Data to help find reach, match, safety

I downloaded this data from IPEDS for schools with certain Carnegie Classifications and grad rates above a certain cutoff. The result was data for 858 schools. Not all of the schools reported SAT scores or ACT scores (154 did not report them). They apparently decided to live in an alternative universe where test scores don’t matter (and objects fall up instead of down). Nevertheless, I did not want to exclude them from the data so I chose to sort based on grad rate instead of test scores. The correlation between SAT (CR + Math) midpoint for 704 schools was +.83 which is very high but not perfect. The correlation dropped to +.74 for the top 200 SAT schools and dropped to +.59 for the top 50 SAT schools. I think this is an artifact of what statisticians call “truncated or restricted range”. Correlations are not accurate reflections of an entire population of schools when you limit the range of scores on one of the variables.
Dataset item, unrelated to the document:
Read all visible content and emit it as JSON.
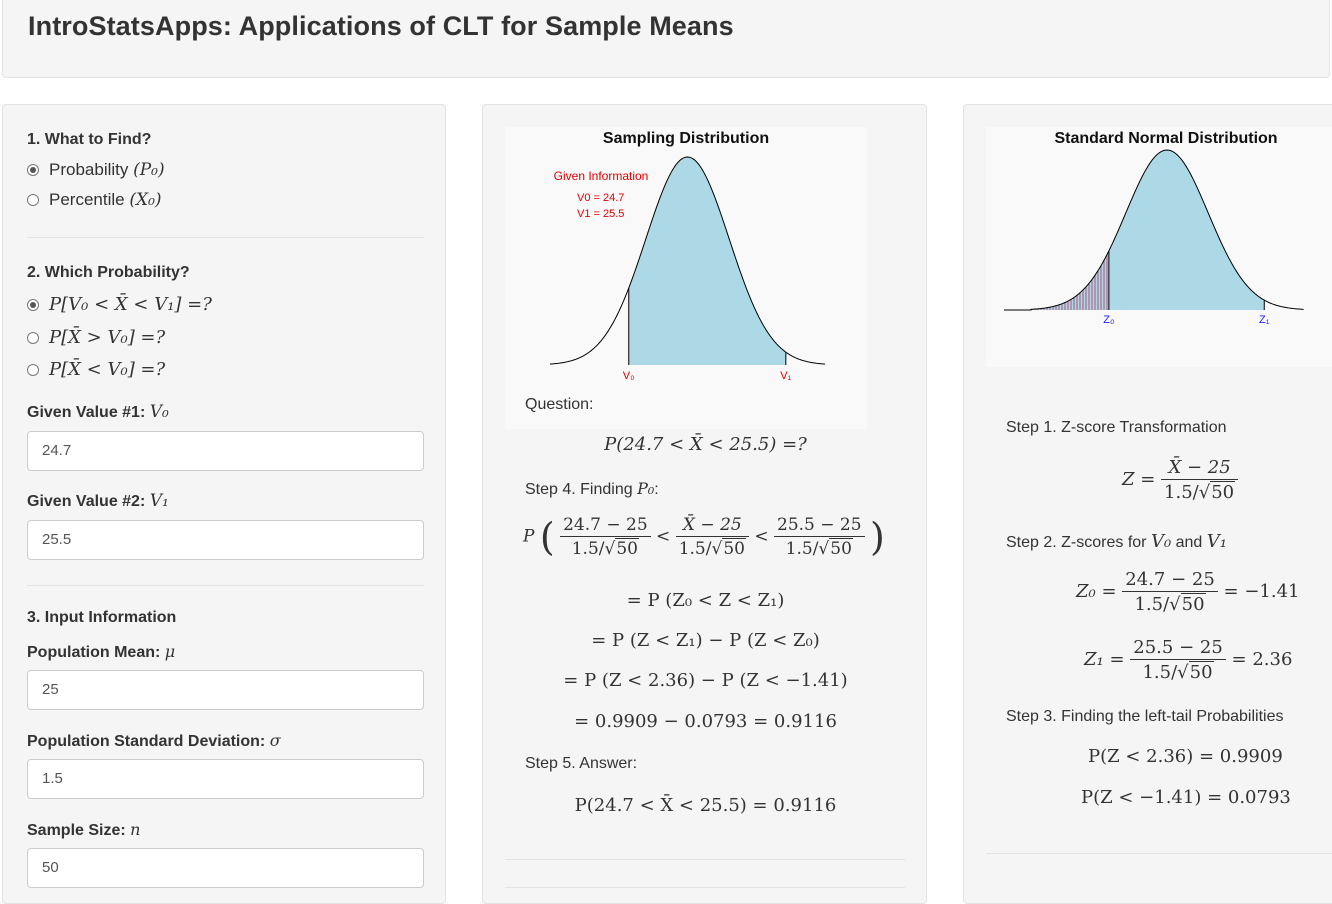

US News publishes a statistic they call “under/overperformance”. It meaures how much below or above the actual grad rate is from the grad rate that would be predicted by their prediction equation which, I think, includes test scores, academic expenditures per student, and public versus private control. I believe underperformance reflects negatively on a school whether or not they have a large engineering/STEM program. Caltech, for example, should do a better job of supporting the perennial best freshman class in the country. They don’t deserve the students they get. It doesn’t matter that science and math are hard subjects in some respects. The faculty should devote more effort to their teaching and less to their research.

By the way, tech schools are not the only ones with lower than expected grad rates. Check out Grinnell, Illinois, NYU, Scripps, Oberlin, Bryn Mawr, Tulane, Binghamtom, and so on.